With an optional performance exhaust system, it delivers an impressive 495bhp at 6450rpm and 470lb ft of torque at 5150rpm, the highest output ever offered in a base Corvette. That’s a notable achievement for a lowly 16-valve pushrod V8 whose lineage dates to 1955. This fifth-generation small-block engine has aluminium block and head construction, 11.5:1 compression, direct fuel injection with cylinder deactivation under low load, dry-sump lubrication, and variable valve timing.

The only transmission offered is an eight-speed paddleshift dual-clutch automatic supplied by Tremec. There’s no gearlever; instead, two toggles and three push buttons on the centre console select the direction of travel and the shift mode. The C8 is longer and wider, with wider tracks, but it’s fractionally lower. It’s also heavier than today’s 1496kg C7, but, Juechter claims this will be the best accelerating Corvette ever offered thanks to the extra weight over the rear tyres (the front/rear distribution has not been revealed). He adds that cars equipped with the optional Z51 performance package, which includes low-restriction exhaust and a higher axle ratio, will easily duck below three seconds in the rush from rest to 60mph.

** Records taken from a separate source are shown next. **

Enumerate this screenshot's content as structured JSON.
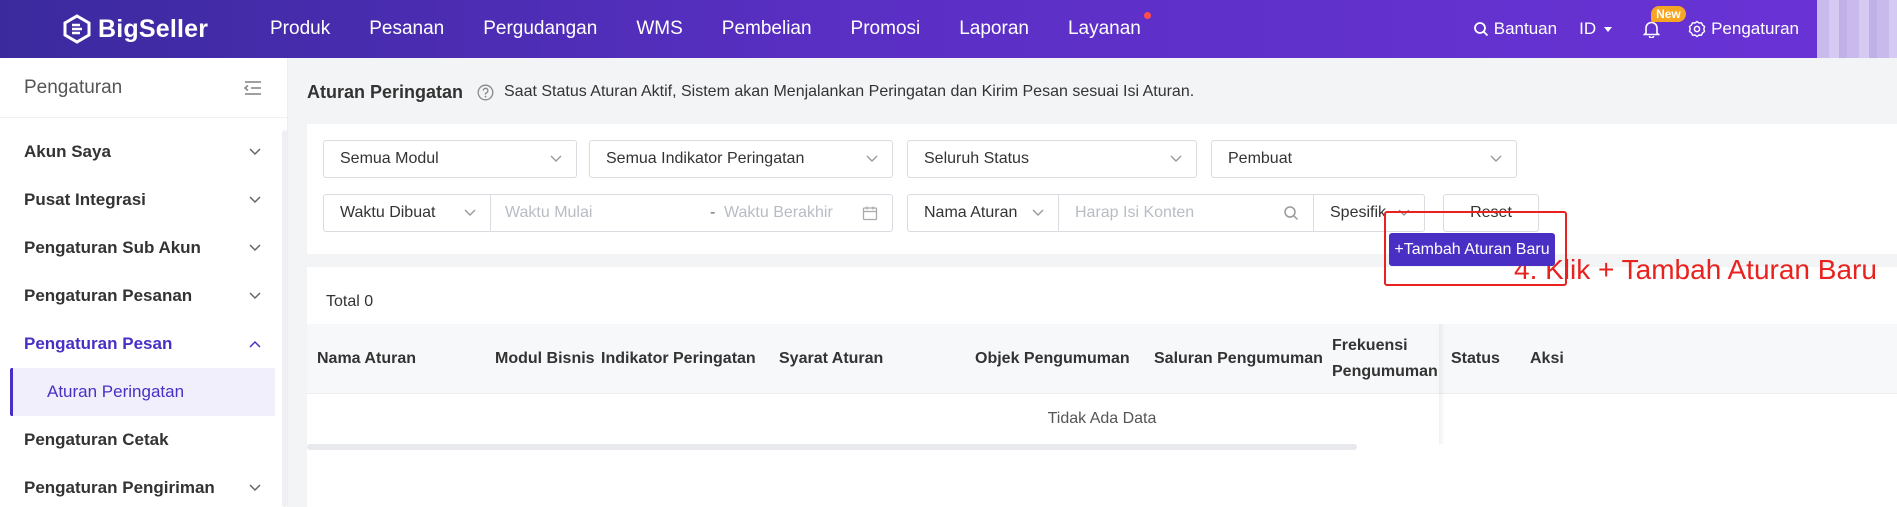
{
  "app": {
    "name": "BigSeller"
  },
  "nav": {
    "items": [
      {
        "label": "Produk"
      },
      {
        "label": "Pesanan"
      },
      {
        "label": "Pergudangan"
      },
      {
        "label": "WMS"
      },
      {
        "label": "Pembelian"
      },
      {
        "label": "Promosi"
      },
      {
        "label": "Laporan"
      },
      {
        "label": "Layanan",
        "has_dot": true
      }
    ],
    "help_label": "Bantuan",
    "language": "ID",
    "new_badge": "New",
    "settings_label": "Pengaturan"
  },
  "sidebar": {
    "title": "Pengaturan",
    "items": [
      {
        "label": "Akun Saya"
      },
      {
        "label": "Pusat Integrasi"
      },
      {
        "label": "Pengaturan Sub Akun"
      },
      {
        "label": "Pengaturan Pesanan"
      },
      {
        "label": "Pengaturan Pesan",
        "expanded": true
      },
      {
        "label": "Pengaturan Cetak"
      },
      {
        "label": "Pengaturan Pengiriman"
      }
    ],
    "active_sub_item": "Aturan Peringatan"
  },
  "page": {
    "title": "Aturan Peringatan",
    "description": "Saat Status Aturan Aktif, Sistem akan Menjalankan Peringatan dan Kirim Pesan sesuai Isi Aturan."
  },
  "filters": {
    "module": "Semua Modul",
    "indicator": "Semua Indikator Peringatan",
    "status": "Seluruh Status",
    "creator": "Pembuat",
    "time_type": "Waktu Dibuat",
    "start_placeholder": "Waktu Mulai",
    "range_separator": "-",
    "end_placeholder": "Waktu Berakhir",
    "search_field": "Nama Aturan",
    "search_placeholder": "Harap Isi Konten",
    "match_mode": "Spesifik",
    "reset_label": "Reset"
  },
  "list": {
    "total": "Total 0",
    "add_button": "+Tambah Aturan Baru",
    "annotation": "4. Klik  + Tambah Aturan Baru",
    "columns": [
      "Nama Aturan",
      "Modul Bisnis",
      "Indikator Peringatan",
      "Syarat Aturan",
      "Objek Pengumuman",
      "Saluran Pengumuman",
      "Frekuensi Pengumuman",
      "Status",
      "Aksi"
    ],
    "empty_text": "Tidak Ada Data"
  },
  "colors": {
    "brand": "#4a2fc4",
    "annotation": "#e8231f"
  }
}
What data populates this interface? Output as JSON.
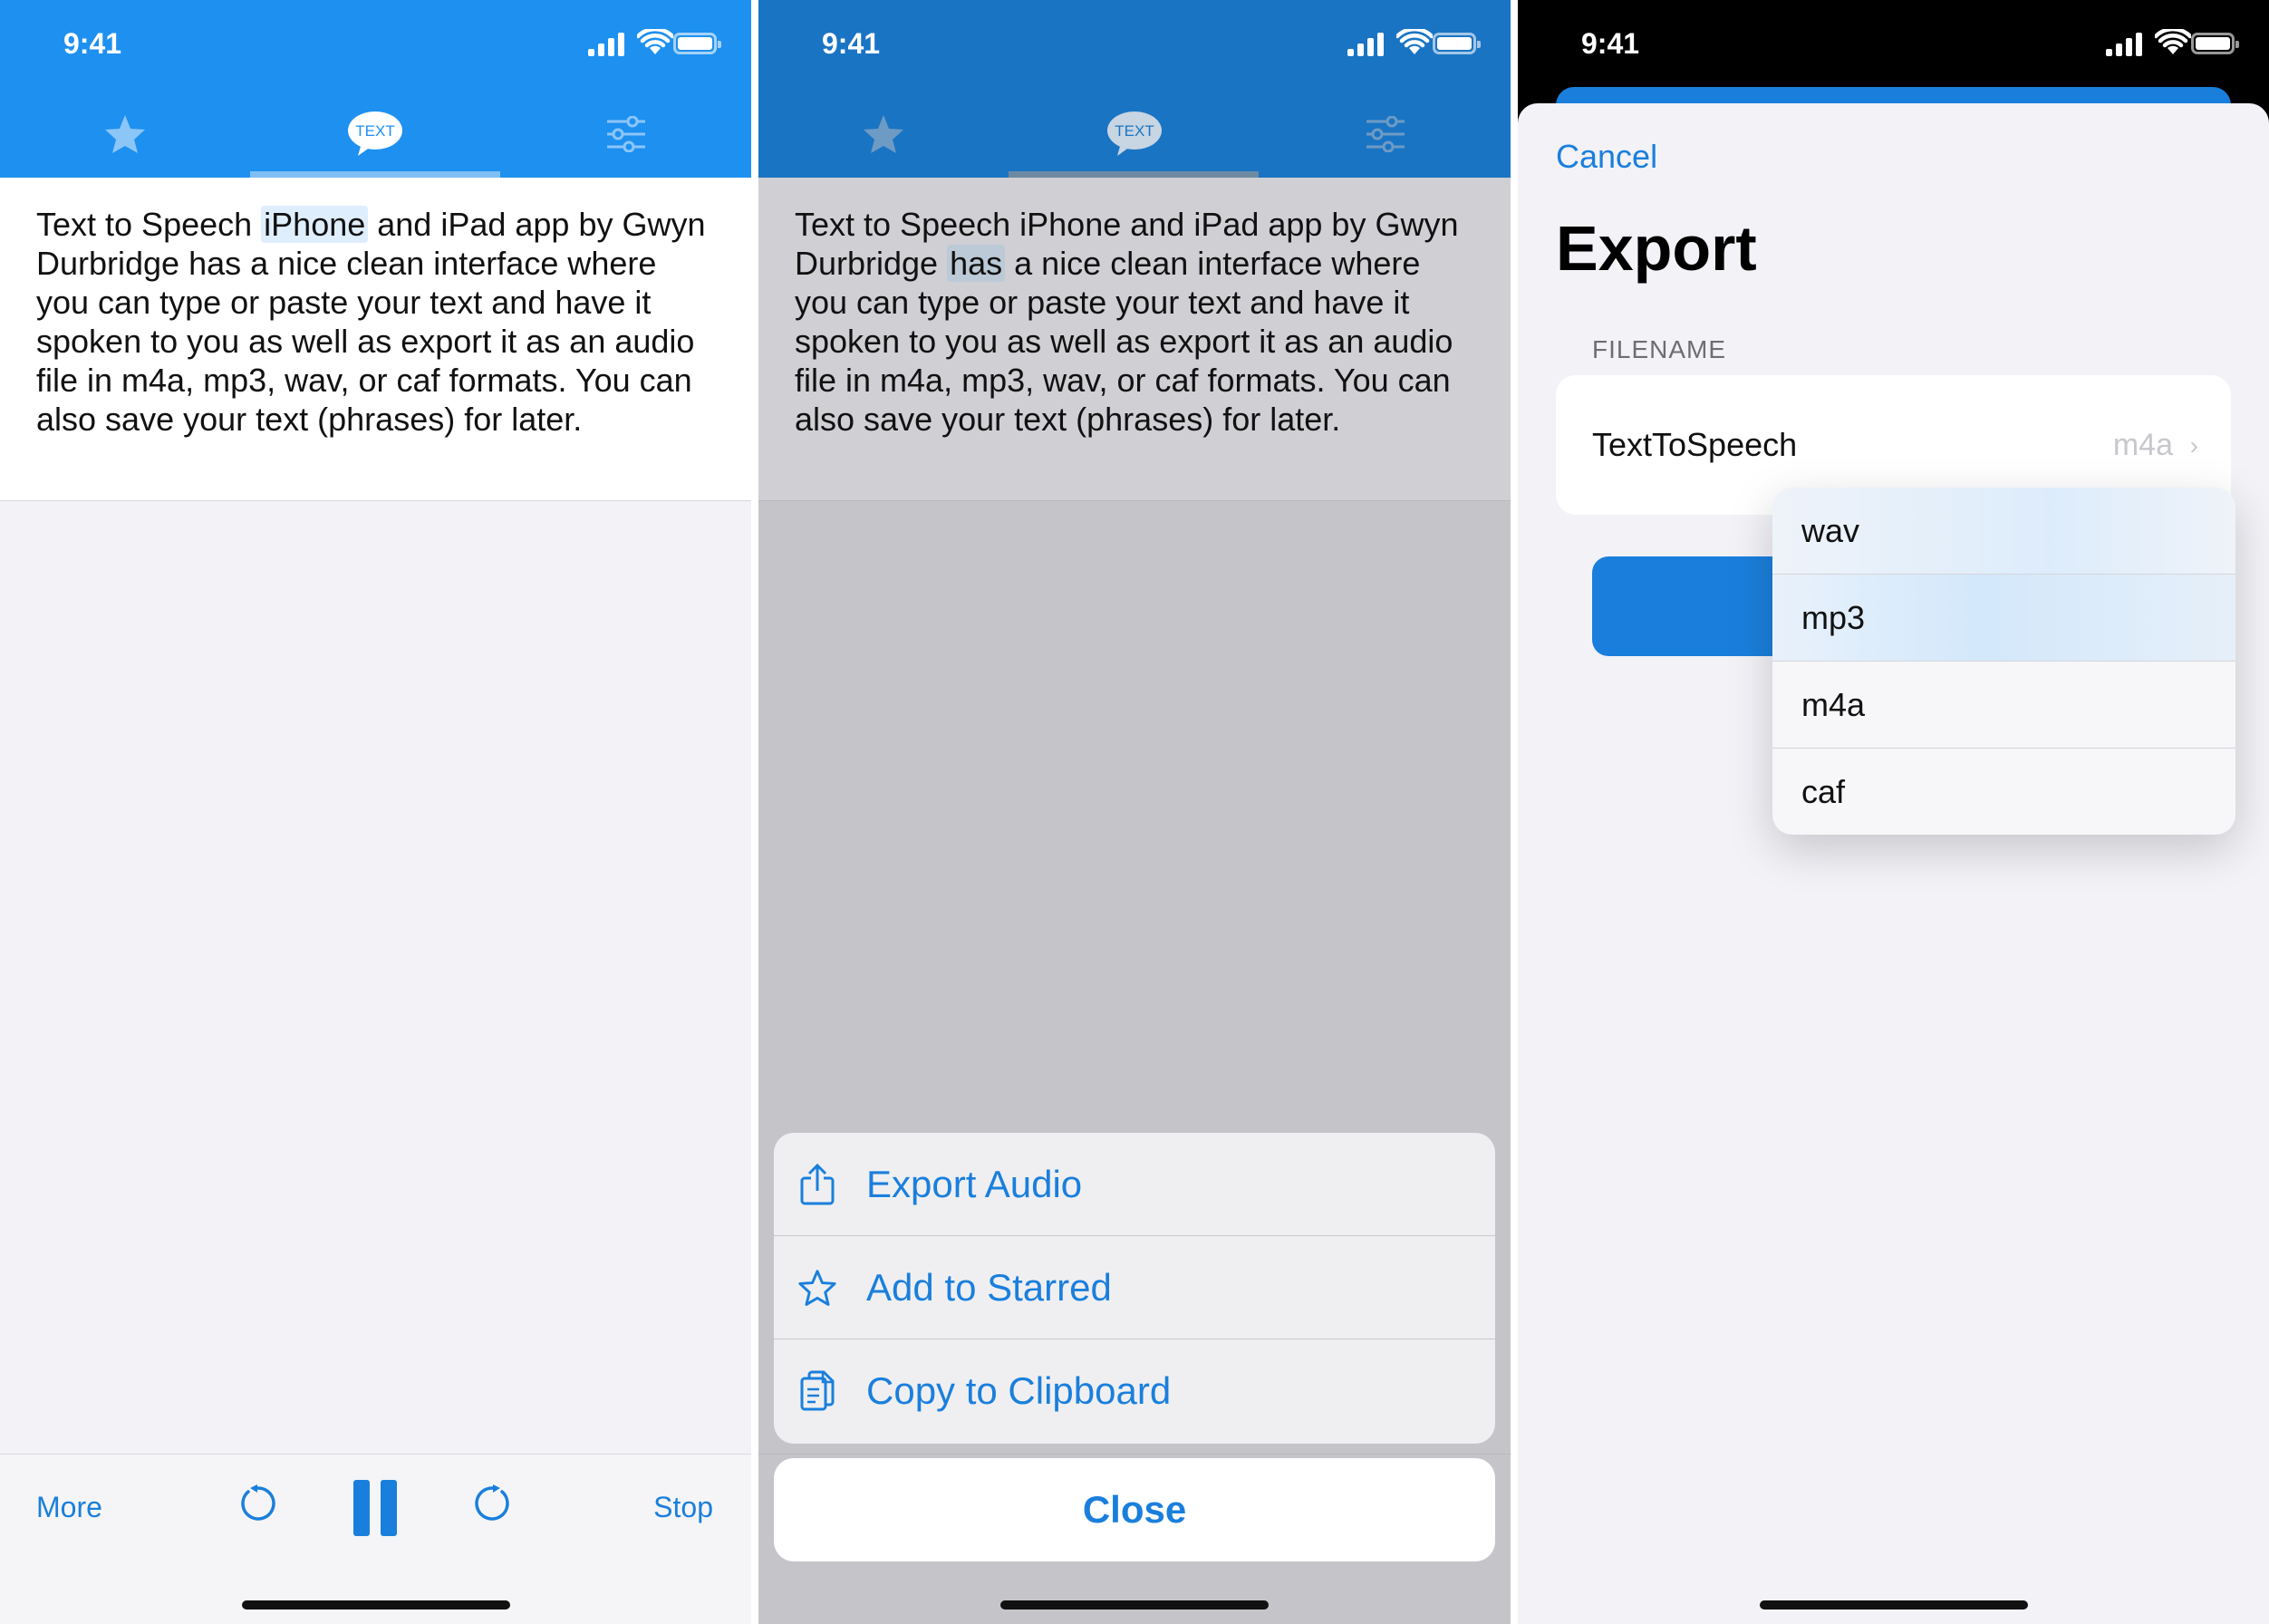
{
  "status": {
    "time": "9:41"
  },
  "tabs": [
    {
      "icon": "star-icon"
    },
    {
      "icon": "speech-bubble-icon",
      "label": "TEXT"
    },
    {
      "icon": "sliders-icon"
    }
  ],
  "phone1": {
    "text_before": "Text to Speech ",
    "text_highlight": "iPhone",
    "text_after": " and iPad app by Gwyn Durbridge has a nice clean interface where you can type or paste your text and have it spoken to you as well as export it as an audio file in m4a, mp3, wav, or caf formats. You can also save your text (phrases) for later.",
    "toolbar": {
      "more_label": "More",
      "stop_label": "Stop"
    }
  },
  "phone2": {
    "text_before": "Text to Speech iPhone and iPad app by Gwyn Durbridge ",
    "text_highlight": "has",
    "text_after": " a nice clean interface where you can type or paste your text and have it spoken to you as well as export it as an audio file in m4a, mp3, wav, or caf formats. You can also save your text (phrases) for later.",
    "actions": [
      {
        "icon": "share-icon",
        "label": "Export Audio"
      },
      {
        "icon": "star-outline-icon",
        "label": "Add to Starred"
      },
      {
        "icon": "clipboard-icon",
        "label": "Copy to Clipboard"
      }
    ],
    "close_label": "Close"
  },
  "phone3": {
    "cancel_label": "Cancel",
    "title": "Export",
    "section_label": "FILENAME",
    "filename": "TextToSpeech",
    "selected_format": "m4a",
    "formats": [
      "wav",
      "mp3",
      "m4a",
      "caf"
    ]
  },
  "colors": {
    "accent": "#1a7fdc",
    "header": "#1e90f0"
  }
}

According to Juechter, the toughest engineering challenge was keeping the Corvette cool in the hands of a professional test driver on 40ºC days. ‘We have three radiators – two in front, one fed by the left-side air scoop. Unfortunately, the cooling air that enters the rear of the car sweeps over hot exhaust headers before smacking into our huge trunk compartment. To aid the exit of that flow, we have electric fans in the rear corners of the car and an open slot at the bottom of the hatch glass. The new gearbox adds major cooling needs. We addressed that concern by incorporating a transmission-fluid- to-coolant heat exchanger mounted atop the transaxle.’

There will be no overlap between C7 and C8 generations; the last C7 machines will be built at the end of September. Thus far, GM has revealed no delivery details beyond stating that C8 production will start later this year. If the C8 drives well, it could follow the Ford Mustang in being an enduring US icon that goes truly global – helped by a price (£80k, we’re hoping/ guessing) that makes its performance accessible to those whose budgets won’t stretch to an Aston Martin, Ferrari, Lamborghini or McLaren.


A CORVETTE FOR THE UK

Yes, you read that right. We asked GM Europe, and they told CAR: ‘We can confirm that the next generation Chevrolet Corvette will be built as a right-hand- drive variant and will officially be sold in the UK. This is a milestone for us, with the UK being one of the most important sports car markets in the world.’ But at the moment GM is not offering any details on UK price, timing, spec or distribution channels. The challenge there is that since GM sold Vauxhall/ Opel to PSA, GM in Europe has been little more than a maker of diesel engines, so there’s no established dealer network through which to sell the Corvette.

495bhp is a notable achievement for a pushrod V8 dating from 1955

Sticking with ancient pushrod technology might seem odd, but the engine was never the problem – the weakness was the location of the engine. An ohv engine can be lighter, torquier, with a lower centre of gravity than a dohc V8.

Back for good Corvette godfather Zora Arkus-Duntov tried to persuade GM to go mid-engined as long ago as 1957. A dozen concepts peaked with 2002’s Cadillac Cien, penned by Simon Cox.

One for the road Moving the cockpit forward, lowering the bonnet and keeping the A-pillars thin has improved forward visibility, while low door sills grant easy entry, and there’s more seat adjustment than the C7.